Первокурсницы, совершая пробные любовные вылазки в Майский парк, шарахались от памятника Пушкину, как от привидения.
Майский парк славился деревянными скульптурами, которые ваялись из засохших на корню деревьев. Дубы там умирали десятками, и в парк, как на падаль, слетались все резчики страны. Материала катастрофически не хватало. Стволы пришлось завозить из соседнего леса. Их распиливали, зарывали в землю и вырубали то ли князя Романа, то ли дурака Ивана.
За каких-то пару лет парк превратился в языческое кладбище.
Из реализма там был только гранитный бюст дважды Героя Социалистического Труда Бутасова. У подножия зачастую сидел сам герой с бутылкой. Он целовал себя, частично каменного, частично бронзового, бил себя, живого, в грудь и кричал на прохожих. По жизни он бы предпочел бронзовую родинку на чьем-нибудь бюсте, но страна наградила его наоборот бюстом на родине.
Майский парк считался кровным массивом студентов-машиностроителей. Над ним постоянно брались социалистические обязательства — то вырубить под корень всю дичь, то снова засадить пустоты бересклетом да можжевельником. Может быть, поэтому парк сильно смахивал на студентов — был таким же бесхозно заросшим и с Пушкиным внутри.

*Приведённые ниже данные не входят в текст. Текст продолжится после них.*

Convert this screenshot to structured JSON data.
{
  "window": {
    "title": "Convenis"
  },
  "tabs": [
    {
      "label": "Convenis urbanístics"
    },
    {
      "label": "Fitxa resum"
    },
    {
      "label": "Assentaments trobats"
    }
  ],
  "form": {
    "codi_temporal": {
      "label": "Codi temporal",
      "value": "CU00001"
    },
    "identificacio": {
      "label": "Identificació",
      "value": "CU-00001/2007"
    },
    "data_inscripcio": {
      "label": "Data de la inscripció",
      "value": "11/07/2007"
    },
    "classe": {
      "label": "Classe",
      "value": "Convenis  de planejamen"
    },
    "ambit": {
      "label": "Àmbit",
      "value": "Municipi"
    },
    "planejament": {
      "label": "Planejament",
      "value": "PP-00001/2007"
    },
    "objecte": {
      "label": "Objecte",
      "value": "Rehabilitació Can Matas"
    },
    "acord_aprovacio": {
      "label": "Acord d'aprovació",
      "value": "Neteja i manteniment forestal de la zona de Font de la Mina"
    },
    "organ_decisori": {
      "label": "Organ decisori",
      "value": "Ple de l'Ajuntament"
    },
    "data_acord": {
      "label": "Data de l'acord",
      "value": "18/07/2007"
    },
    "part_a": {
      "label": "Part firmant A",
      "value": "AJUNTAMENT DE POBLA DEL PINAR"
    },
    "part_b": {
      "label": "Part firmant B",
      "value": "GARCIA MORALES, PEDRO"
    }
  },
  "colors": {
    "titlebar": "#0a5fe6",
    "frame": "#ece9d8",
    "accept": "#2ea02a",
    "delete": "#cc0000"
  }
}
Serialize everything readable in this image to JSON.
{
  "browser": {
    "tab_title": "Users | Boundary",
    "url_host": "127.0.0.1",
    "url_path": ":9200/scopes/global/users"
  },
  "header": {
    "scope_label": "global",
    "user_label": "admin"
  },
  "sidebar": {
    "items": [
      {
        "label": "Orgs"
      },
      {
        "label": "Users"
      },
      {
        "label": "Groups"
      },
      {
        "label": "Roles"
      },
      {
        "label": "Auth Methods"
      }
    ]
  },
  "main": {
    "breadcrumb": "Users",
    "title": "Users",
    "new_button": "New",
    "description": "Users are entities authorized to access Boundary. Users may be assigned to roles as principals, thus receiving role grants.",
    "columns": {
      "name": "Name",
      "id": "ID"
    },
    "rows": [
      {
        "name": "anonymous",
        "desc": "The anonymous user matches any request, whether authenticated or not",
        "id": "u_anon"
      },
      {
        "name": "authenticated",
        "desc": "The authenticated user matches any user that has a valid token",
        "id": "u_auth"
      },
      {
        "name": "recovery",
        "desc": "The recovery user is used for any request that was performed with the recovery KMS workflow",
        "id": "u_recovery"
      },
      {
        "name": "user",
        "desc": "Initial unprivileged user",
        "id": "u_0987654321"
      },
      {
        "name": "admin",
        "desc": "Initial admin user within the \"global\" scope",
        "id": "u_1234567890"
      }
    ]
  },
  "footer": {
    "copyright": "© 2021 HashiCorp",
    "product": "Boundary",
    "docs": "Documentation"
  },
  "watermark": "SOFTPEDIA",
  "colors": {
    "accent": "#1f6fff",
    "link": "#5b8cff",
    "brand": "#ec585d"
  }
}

Окрестности находились как бы в одной компании с институтским комплексом. Только два пуританизированных общежития — женское и мужское заговорщицки стояли в стороне. Они не могли соперничать с кремлевской кладкой старинных построек, а простым силикатным кирпичом нынче не каждого и прошибешь, как любил говаривать Бирюк.
Архитектурным довеском к общагам служила столовая № 19, попросту «девятнарик». Студенты питались в ней большей частью в дни стипендий. Столовая была удобна тем, что любое мясо, принятое в ее мушиной утробе, могло перевариваться и неделю, и две. В зависимости от количества пива, залитого поверх.
За углом бульвара высилась длиннющая девятиэтажка. В обиходе «китайская стена». Ее молоденькие и не очень обитательницы, в основном дочки городских голов разного калибра, безвылазно паслись в мужском общежитии. Но жениться на них студенты почему-то не желали, за что родители и секли дочек по партийной линии.
После ознакомительной попойки обитатели 535-й комнаты сообща готовили ужины, вместе ходили в кинотеатр «Победа» и кучно держались в аудиториях.
Это не ускользнуло от зоркого глаза Татьяны. Заметив, что Артамонов постоянно выступает в компании довольно презентабельных парней, она быстро сориентировалась в изменившейся обстановке. Используя канал дружеской связи с Артамоновым, она немедленно втерлась в пятерку 535-й комнаты и завела перспективные разговоры. От Татьяны все узнали, что стройную одногруппницу с губами бантиком зовут Людой, а куклу с неморгающими голубыми глазами Мариной. И еще от Татьяны узнали, что студентку Алешину зовут Наташей.
Вначале Татьяна по-честному делила внимание между жильцами 535-й, относилась ко всем одинаково горячо и участливо, но вскоре все они зафиксировали, что большую часть себя она предлагает Рудику, который уступает ей в росте всего каких-то пару дюймов. К концу второй недели занятий она полностью переключилась на него, бросив остальных жильцов 535-й комнаты на произвол судьбы. Через пару недель Татьяна настолько приблизилась к Рудику, что за бесконечные разговоры их удалили с лекции по введению в специальность, и они были вынуждены дожидаться физкультуры на Студенческом бульваре, занимая себя мороженым и газировкой.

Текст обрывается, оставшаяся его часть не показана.